Tuesday 3 January 2012

Pork Steaks braised with Creamy Leeks & Mustard




So as evidenced by my last two 2011 update posts, I’ve finally settle into the new (old) flat, or at least as well as I ever will so thought it time to get back in the blogging saddle. Of course it is now, albeit temporarily, my rather small, South East London kitchen but there we go.

Feeling relatively uninspired by some leeks in the fridge I opted in the end for a braised pork recipe - very similar in fact to the braised veal chops I’ve cooked previously but with cabbage instead of leeks.

My intention with this had been to use a mixture of dijon and wholegrain mustards. As I was fresh out of the latter I opted to use black and yellow mustard seeds mixed with the dijon instead. Feel free to use wholegrain mustard if that is what you have. I also had some celery seeds in the cupboard so decided to use them but they’re purely optional.

One thing that I have noticed is that the photos I take in this flat are truly awful: the lighting I guess. For the time being I'm not at all sure what I need to do about it so do bear with me!


Pork braised with creamy leek & mustard sauce
Serves 2


2 pork shoulder steaks
2 large leeks, washed, trimmed and thinly sliced
butter
2 cloves garlic, finely chopped
2 tbsp crème fraîche

½ small glass vermouth
250ml chicken stock
1 tbsp olive oil
½ tsp black mustard seeds
½ tsp yellow mustard seeds
½ tsp celery seeds (optional)
2 tsp dijon mustard
sea salt and pepper


Preheat the oven to 180C.

Season the pork steaks on both side with sea salt & freshly ground black pepper then brown the steaks on both sides in a little olive oil in a casserole over a low heat on the hob. Set aside.

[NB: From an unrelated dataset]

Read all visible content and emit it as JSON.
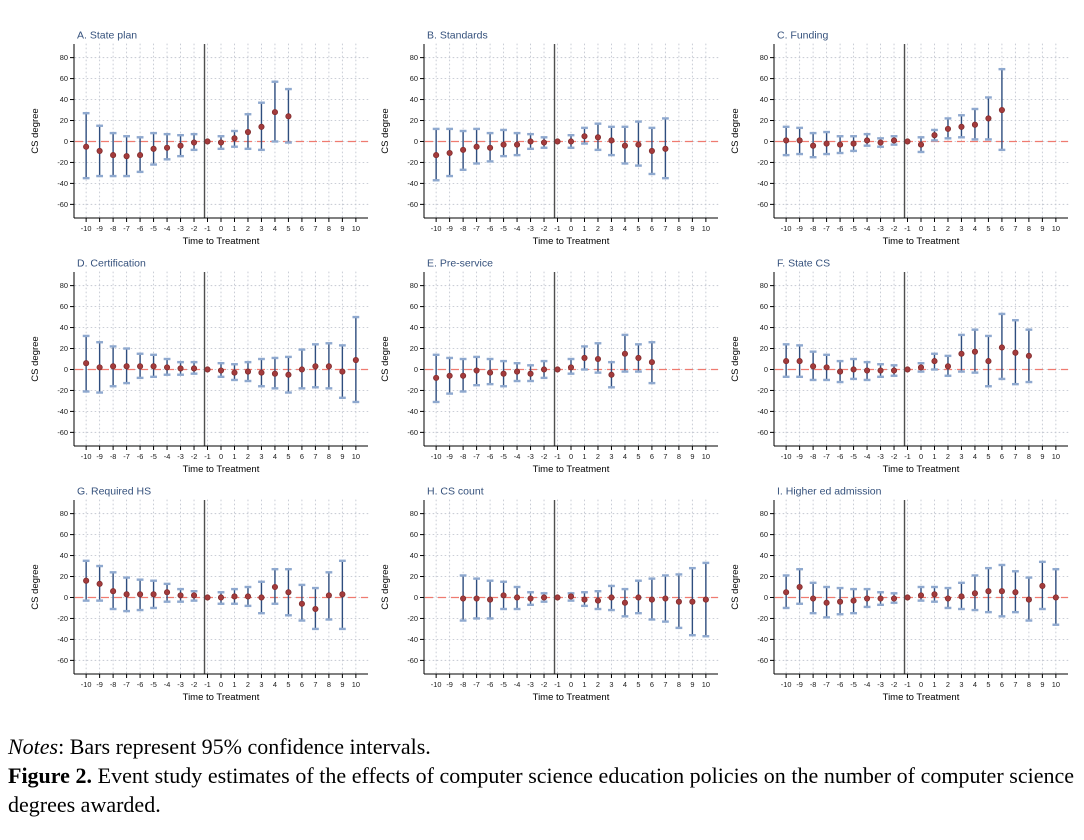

Add a small knob of butter to the casserole then add the leeks and garlic, mustard seeds & celery seeds. Cook over a low heat for 5 minutes until the leeks are beginning to soften.

Turn up the heat, add the vermouth and reduce by half before adding the chicken stock. Bring to boil then simmer for a few minutes.

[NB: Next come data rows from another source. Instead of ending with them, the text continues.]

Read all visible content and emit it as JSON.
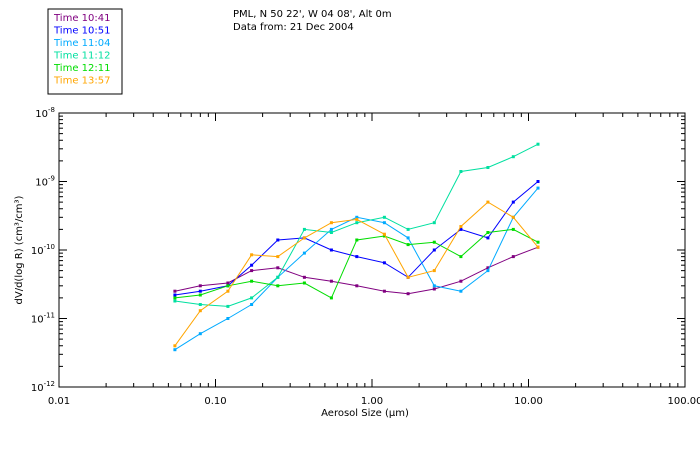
{
  "header": {
    "station": "PML, N 50 22', W 04 08', Alt 0m",
    "data_from": "Data from: 21 Dec 2004"
  },
  "chart_data": {
    "type": "line",
    "title": "PML, N 50 22', W 04 08', Alt 0m",
    "subtitle": "Data from: 21 Dec 2004",
    "xlabel_prefix": "Aerosol Size (",
    "xlabel_unit": "μm",
    "xlabel_suffix": ")",
    "ylabel": "dV/d(log R) (cm³/cm³)",
    "xscale": "log",
    "yscale": "log",
    "xlim": [
      0.01,
      100
    ],
    "ylim": [
      1e-12,
      1e-08
    ],
    "x_ticks": [
      {
        "value": 0.01,
        "label": "0.01"
      },
      {
        "value": 0.1,
        "label": "0.10"
      },
      {
        "value": 1,
        "label": "1.00"
      },
      {
        "value": 10,
        "label": "10.00"
      },
      {
        "value": 100,
        "label": "100.00"
      }
    ],
    "y_ticks": [
      {
        "value": 1e-08,
        "mant": "10",
        "exp": "-8"
      },
      {
        "value": 1e-09,
        "mant": "10",
        "exp": "-9"
      },
      {
        "value": 1e-10,
        "mant": "10",
        "exp": "-10"
      },
      {
        "value": 1e-11,
        "mant": "10",
        "exp": "-11"
      },
      {
        "value": 1e-12,
        "mant": "10",
        "exp": "-12"
      }
    ],
    "legend_position": "top-left",
    "x": [
      0.055,
      0.08,
      0.12,
      0.17,
      0.25,
      0.37,
      0.55,
      0.8,
      1.2,
      1.7,
      2.5,
      3.7,
      5.5,
      8.0,
      11.5
    ],
    "series": [
      {
        "name": "Time 10:41",
        "color": "#800080",
        "values": [
          2.5e-11,
          3e-11,
          3.3e-11,
          5e-11,
          5.5e-11,
          4e-11,
          3.5e-11,
          3e-11,
          2.5e-11,
          2.3e-11,
          2.7e-11,
          3.5e-11,
          5.5e-11,
          8e-11,
          1.1e-10
        ]
      },
      {
        "name": "Time 10:51",
        "color": "#0000ff",
        "values": [
          2.2e-11,
          2.5e-11,
          3e-11,
          6e-11,
          1.4e-10,
          1.5e-10,
          1e-10,
          8e-11,
          6.5e-11,
          4e-11,
          1e-10,
          2e-10,
          1.5e-10,
          5e-10,
          1e-09
        ]
      },
      {
        "name": "Time 11:04",
        "color": "#00aaff",
        "values": [
          3.5e-12,
          6e-12,
          1e-11,
          1.6e-11,
          4e-11,
          9e-11,
          2e-10,
          3e-10,
          2.5e-10,
          1.5e-10,
          3e-11,
          2.5e-11,
          5e-11,
          3e-10,
          8e-10
        ]
      },
      {
        "name": "Time 11:12",
        "color": "#00e0a0",
        "values": [
          1.8e-11,
          1.6e-11,
          1.5e-11,
          2e-11,
          4e-11,
          2e-10,
          1.8e-10,
          2.5e-10,
          3e-10,
          2e-10,
          2.5e-10,
          1.4e-09,
          1.6e-09,
          2.3e-09,
          3.5e-09
        ]
      },
      {
        "name": "Time 12:11",
        "color": "#00dd00",
        "values": [
          2e-11,
          2.2e-11,
          3e-11,
          3.5e-11,
          3e-11,
          3.3e-11,
          2e-11,
          1.4e-10,
          1.6e-10,
          1.2e-10,
          1.3e-10,
          8e-11,
          1.8e-10,
          2e-10,
          1.3e-10
        ]
      },
      {
        "name": "Time 13:57",
        "color": "#ffa500",
        "values": [
          4e-12,
          1.3e-11,
          2.5e-11,
          8.5e-11,
          8e-11,
          1.5e-10,
          2.5e-10,
          2.8e-10,
          1.7e-10,
          4e-11,
          5e-11,
          2.2e-10,
          5e-10,
          3e-10,
          1.1e-10
        ]
      }
    ]
  }
}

Nestle the steaks into the sauce, half cover and place the casserole in the oven. Cook for 1 hour.

Remove from the oven and set the pork steaks aside somewhere warm. Put the casserole over a medium heat on the hob and stir in the crème fraîche and Dijon mustard. Simmer for a couple of minutes. Check the seasoning and adjust carefully if necessary.

Serve either whole or sliced, with a veg of your choice (I went with a bed of sautéd, shredded kale) and the sauce poured over.